Se há assim tantas vantagens, por que motivo não há mais monárquicos (pelo menos a assumirem publicamente as suas convicções)? "As pessoas continuam a achar que os monárquicos têm grandes bigodes e anel no dedo. Ou que são todos duques e barões. Há um estigma. É um preconceito que temos de mudar e cabe aos jovens fazê-lo", afirma Pedro Castro. E são cada vez mais os jovens interessados pela causa monárquica, garantem. No ano passado, um grupo de monárquicos ligados ao blogue 31 da Armada - entre os quais Rodrigo Moita Deus, Henrique Burnay e Nuno Miguel Guedes - subiu à varanda do edifício da Câmara Municipal de Lisboa e hasteou a bandeira monárquica. Colocado online, o vídeo da "Restauração da Monarquia" causou enorme polémica e algum mal-estar entre os republicanos, mas teve o mérito de pôr toda a gente a falar do assunto. "Nas semanas seguintes houve imensas bandeiras hasteadas pelo País e até no estrangeiro", conta Pedro. "Isto prova que existe muita gente descontente com o regime e que está disponível para agir."

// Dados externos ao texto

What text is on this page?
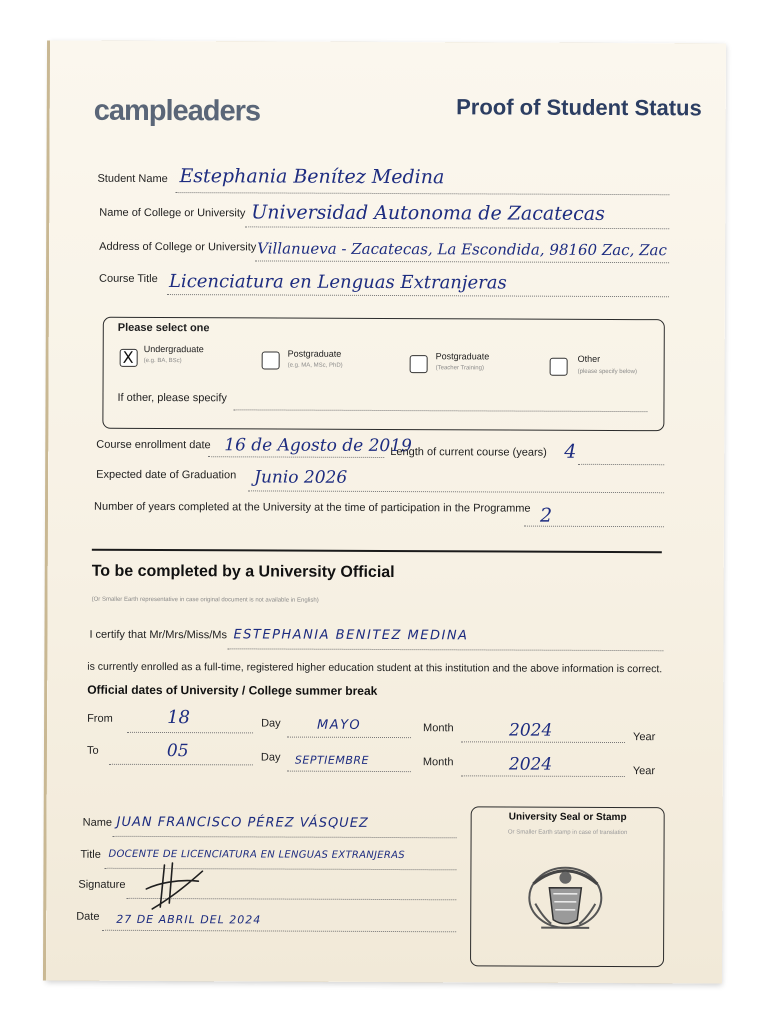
campleaders	Proof of Student Status
Student Name Estephania Benítez Medina
Name of College or University Universidad Autonoma de Zacatecas
Address of College or University Villanueva - Zacatecas, La Escondida, 98160 Zac, Zac
Course Title Licenciatura en Lenguas Extranjeras
Please select one
X Undergraduate
(e.g. BA, BSc)
Postgraduate
(e.g. MA, MSc, PhD)
Postgraduate
(Teacher Training)
Other
(please specify below)
If other, please specify
Course enrollment date 16 de Agosto de 2019
Length of current course (years) 4
Expected date of Graduation Junio 2026
Number of years completed at the University at the time of participation in the Programme 2
To be completed by a University Official
(Or Smaller Earth representative in case original document is not available in English)
I certify that Mr/Mrs/Miss/Ms ESTEPHANIA BENITEZ MEDINA
is currently enrolled as a full-time, registered higher education student at this institution and the above information is correct.
Official dates of University / College summer break
From	18	Day	MAYO	Month	2024	Year
To	05	Day SEPTIEMBRE	Month	2024	Year
Name JUAN FRANCISCO PÉREZ VÁSQUEZ
Title DOCENTE DE LICENCIATURA EN LENGUAS EXTRANJERAS
Signature
Date 27 DE ABRIL DEL 2024
University Seal or Stamp
Or Smaller Earth stamp in case of translation
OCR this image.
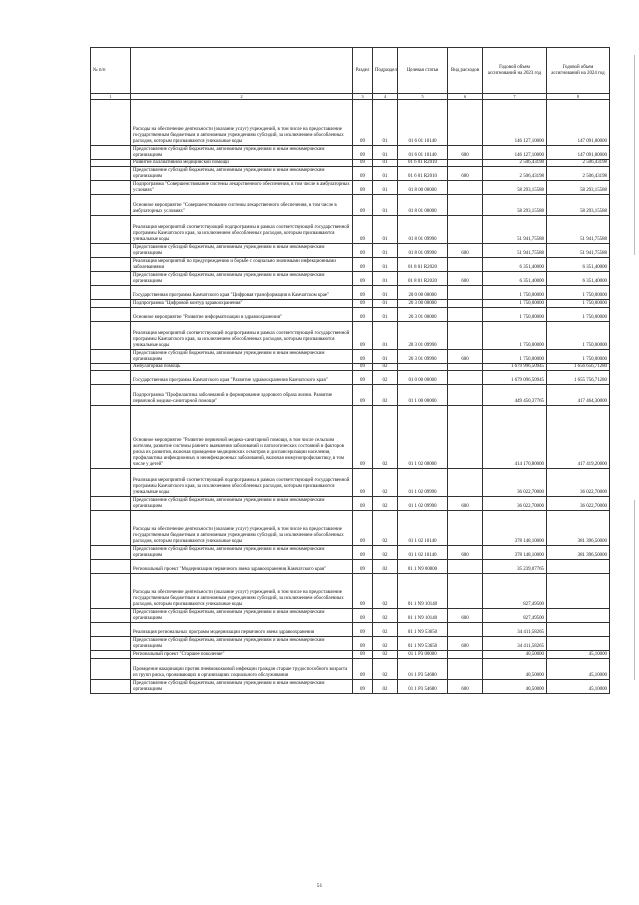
№ п/п		Раздел	Подраздел	Целевая статья	Вид расходов	Годовой объем ассигнований на 2023 год	Годовой объем ассигнований на 2024 год
1	2	3	4	5	6	7	8
	Расходы на обеспечение деятельности (оказание услуг) учреждений, в том числе на предоставление государственным бюджетным и автономным учреждениям субсидий, за исключением обособленных расходов, которым присваиваются уникальные коды	09	01	01 6 01 10140		146 127,10000	147 091,00000
	Предоставление субсидий бюджетным, автономным учреждениям и иным некоммерческим организациям	09	01	01 6 01 10140	600	146 127,10000	147 091,00000
	Развитие паллиативной медицинской помощи	09	01	01 6 01 R2010		2 506,43198	2 506,43198
	Предоставление субсидий бюджетным, автономным учреждениям и иным некоммерческим организациям	09	01	01 6 01 R2010	600	2 506,43198	2 506,43198
	Подпрограмма "Совершенствование системы лекарственного обеспечения, в том числе в амбулаторных условиях"	09	01	01 8 00 00000		58 293,15588	58 293,15588
	Основное мероприятие "Совершенствование системы лекарственного обеспечения, в том числе в амбулаторных условиях"	09	01	01 8 01 00000		58 293,15588	58 293,15588
	Реализация мероприятий соответствующей подпрограммы в рамках соответствующей государственной программы Камчатского края, за исключением обособленных расходов, которым присваиваются уникальные коды	09	01	01 8 01 09990		51 941,75588	51 941,75588
	Предоставление субсидий бюджетным, автономным учреждениям и иным некоммерческим организациям	09	01	01 8 01 09990	600	51 941,75588	51 941,75588
	Реализация мероприятий по предупреждению и борьбе с социально значимыми инфекционными заболеваниями	09	01	01 8 01 R2020		6 351,40000	6 351,40000
	Предоставление субсидий бюджетным, автономным учреждениям и иным некоммерческим организациям	09	01	01 8 01 R2020	600	6 351,40000	6 351,40000
	Государственная программа Камчатского края "Цифровая трансформация в Камчатском крае"	09	01	20 0 00 00000		1 750,00000	1 750,00000
	Подпрограмма "Цифровой контур здравоохранения"	09	01	20 3 00 00000		1 750,00000	1 750,00000
	Основное мероприятие "Развитие информатизации в здравоохранении"	09	01	20 3 01 00000		1 750,00000	1 750,00000
	Реализация мероприятий соответствующей подпрограммы в рамках соответствующей государственной программы Камчатского края, за исключением обособленных расходов, которым присваиваются уникальные коды	09	01	20 3 01 09990		1 750,00000	1 750,00000
	Предоставление субсидий бюджетным, автономным учреждениям и иным некоммерческим организациям	09	01	20 3 01 09990	600	1 750,00000	1 750,00000
	Амбулаторная помощь	09	02			1 679 996,50945	1 656 656,71280
	Государственная программа Камчатского края "Развитие здравоохранения Камчатского края"	09	02	01 0 00 00000		1 679 096,50945	1 655 756,71280
	Подпрограмма "Профилактика заболеваний и формирование здорового образа жизни. Развитие первичной медико-санитарной помощи"	09	02	01 1 00 00000		449 450,37765	417 464,30000
	Основное мероприятие "Развитие первичной медико-санитарной помощи, в том числе сельским жителям, развитие системы раннего выявления заболеваний и патологических состояний и факторов риска их развития, включая проведение медицинских осмотров и диспансеризации населения, профилактика инфекционных и неинфекционных заболеваний, включая иммунопрофилактику, в том числе у детей"	09	02	01 1 02 00000		414 170,80000	417 419,20000
	Реализация мероприятий соответствующей подпрограммы в рамках соответствующей государственной программы Камчатского края, за исключением обособленных расходов, которым присваиваются уникальные коды	09	02	01 1 02 09990		36 022,70000	36 022,70000
	Предоставление субсидий бюджетным, автономным учреждениям и иным некоммерческим организациям	09	02	01 1 02 09990	600	36 022,70000	36 022,70000
	Расходы на обеспечение деятельности (оказание услуг) учреждений, в том числе на предоставление государственным бюджетным и автономным учреждениям субсидий, за исключением обособленных расходов, которым присваиваются уникальные коды	09	02	01 1 02 10140		378 148,10000	381 396,50000
	Предоставление субсидий бюджетным, автономным учреждениям и иным некоммерческим организациям	09	02	01 1 02 10140	600	378 148,10000	381 396,50000
	Региональный проект "Модернизация первичного звена здравоохранения Камчатского края"	09	02	01 1 N9 00000		35 239,07765	
	Расходы на обеспечение деятельности (оказание услуг) учреждений, в том числе на предоставление государственным бюджетным и автономным учреждениям субсидий, за исключением обособленных расходов, которым присваиваются уникальные коды	09	02	01 1 N9 10140		827,49500	
	Предоставление субсидий бюджетным, автономным учреждениям и иным некоммерческим организациям	09	02	01 1 N9 10140	600	827,49500	
	Реализация региональных программ модернизации первичного звена здравоохранения	09	02	01 1 N9 53650		34 411,58265	
	Предоставление субсидий бюджетным, автономным учреждениям и иным некоммерческим организациям	09	02	01 1 N9 53650	600	34 411,58265	
	Региональный проект "Старшее поколение"	09	02	01 1 P3 00000		40,50000	45,10000
	Проведение вакцинации против пневмококковой инфекции граждан старше трудоспособного возраста из групп риска, проживающих в организациях социального обслуживания	09	02	01 1 P3 54680		40,50000	45,10000
	Предоставление субсидий бюджетным, автономным учреждениям и иным некоммерческим организациям	09	02	01 1 P3 54680	600	40,50000	45,10000
51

"Se esta celebração do centenário serve para alguma coisa, é também para pôr as pessoas a falar da monarquia", diz Francisco. E a verdade é que, no último ano, os monárquicos têm estado cada vez mais visíveis. Já não se reúnem só no tradicional jantar dos Conjurados, a 30 de Novembro. Hoje mesmo, um grupo vai sair para as ruas de Lisboa em mais uma "arruada monárquica", exibindo T-shirts azuis onde se lê "Eu quero um rei. E tu?", agitando bandeiras, distribuindo folhetos, gritando "O rei é fixe, a república que se lixe." David Garcia, 31 anos, é um dos que habitualmente participam nestas arruadas. "Acho que tem de haver uma maior abertura, uma aproximação à população", defende, acrescentando: "Muita gente pensa que ser monárquico é pertencer a uma família rica e ser conservador ou de extrema-direita não é nada disso", diz David, que não cresceu num meio monárquico nem pertence a qualquer elite. "Não tenho nenhuma tradição na família, sou um monárquico de consciência."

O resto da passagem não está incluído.